Today, Honest, Patricia (two of the Tanzanians) Danielle, Chelsea and I presented our policy recommendations for the HIV/AIDS, Food Insecurity, and Gender Issues case study. While working on this presentation, a lot of interesting sub-Saharan African gender role issues were brought up, like the castration of women, or the cultural acceptability for women to not have a choice when it comes to sex. For the rest of this entry, I thought it’d be interesting to look at the gender rolls in my host family, and in the Moshi environment that I have seen so far.
During the first night with my host family, Lincoln was crying and causing a fuss. To quench his tantrum, Mama Catherine began breastfeeding him on the couch within three feet of me. In America, it would be very uncommon for a mother to breastfeed her child directly in front of a man that she had just been introduced to.

In contrast to this outward display of the bosom region, the Tanzanian culture is very conservative when it comes to the revelation of the upper leg area. While playing Jenga with Katie, her skirt rose maybe a few centimeters above her knee and Mama Catherine gave a strict demand to lower her skirt. This issue of the woman’s upper leg also came up when the girls in the group wanted to run and were concerned about wearing gym shorts because the were cut above their knees. However, Prof. Stolzfus told us that running has become more acceptable and it would be fine for these girls to wear the shorts as long as they are running.

Another gender observation came about during meals with the host family. Mama Catherine does all of the cooking and cleaning while Bwana Theophile sits and waits for his meal and doesn’t clean. This is not entirely different from American culture, as there are many households in the U.S. where the mother does all of the cooking and cleaning.

This morning, May 28th, I did see an exception to this gender division. For the past few days, Bwana Theophile has stated that I should gather my laundry soon. Last night I placed my really dirty clothes into a bag and placed them in a designated corner of the living room. From past experiences at Tanzanian homes, I have seen all completely feminine house help. Based on these observations, I suspected that the individual doing my laundry would be a female. To my surprise, and to your assumptions based on my introduction, the individual doing my laundry as I left for school was a male. I would assume that his socioeconomic status is forcing him to perform tasks that would otherwise be performed by a female. I’ll have to make some more observations on this issue as my time in Tanzania continues.

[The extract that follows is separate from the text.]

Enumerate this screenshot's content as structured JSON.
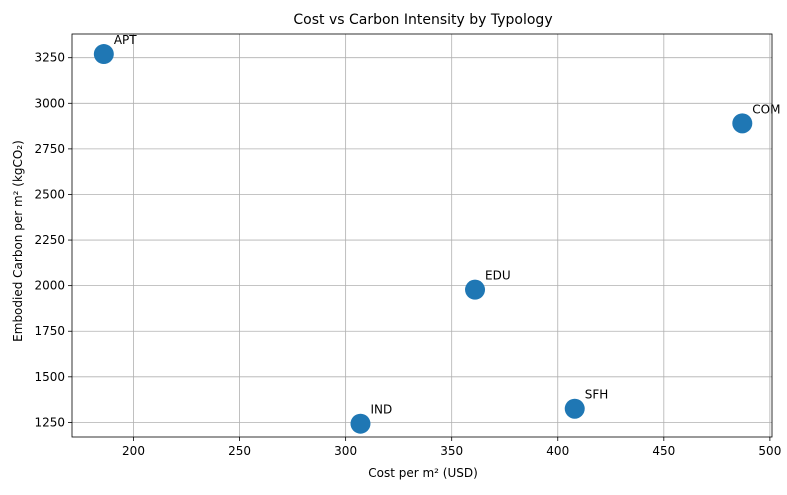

So other interesting observations so far:
- Tanzanians don’t eat dessert, at least from what I can tell. There is usually a small piece of fruit with dinner but that is all.
- There are earthquakes in Tanzania. We felt a small tremor about 2 nights ago. I thought someone was shaking my bed in the middle of the night only to find out it was an earthquake.
- Most of the people I see on the street are very friendly. As opposed to other developing nations, such as those in South America, that make cat calls to girls, the girls in my group of many different skin tones have been more or less respected.
- Food is cheap. Lunch is about a dollar a day for a large plate of spiced rice with beef, and soup made out of coconut milk and tomato juice.
- Soda is very popular. I would guess that 85 – 90 percent of the locals I see eating are drinking soda, predominately coke.
- Tanzanians like to play music in the morning when they wake up. This morning I was woken up by an unfamiliar song around 5:30.
- The water in Moshi isn’t that bad. I’m brushing my teeth with the tap water but am using my SteriPen for the drinking water.
- No ice. I knew this would be the case but a glass of ice water would be awesome.
- Alcohol is very prevalent. I was given the opportunity to try a traditional Chagga home brew the second day in Moshi, right before I was taken to my host family. It was made from Bananas and Millet, and was actually quite good.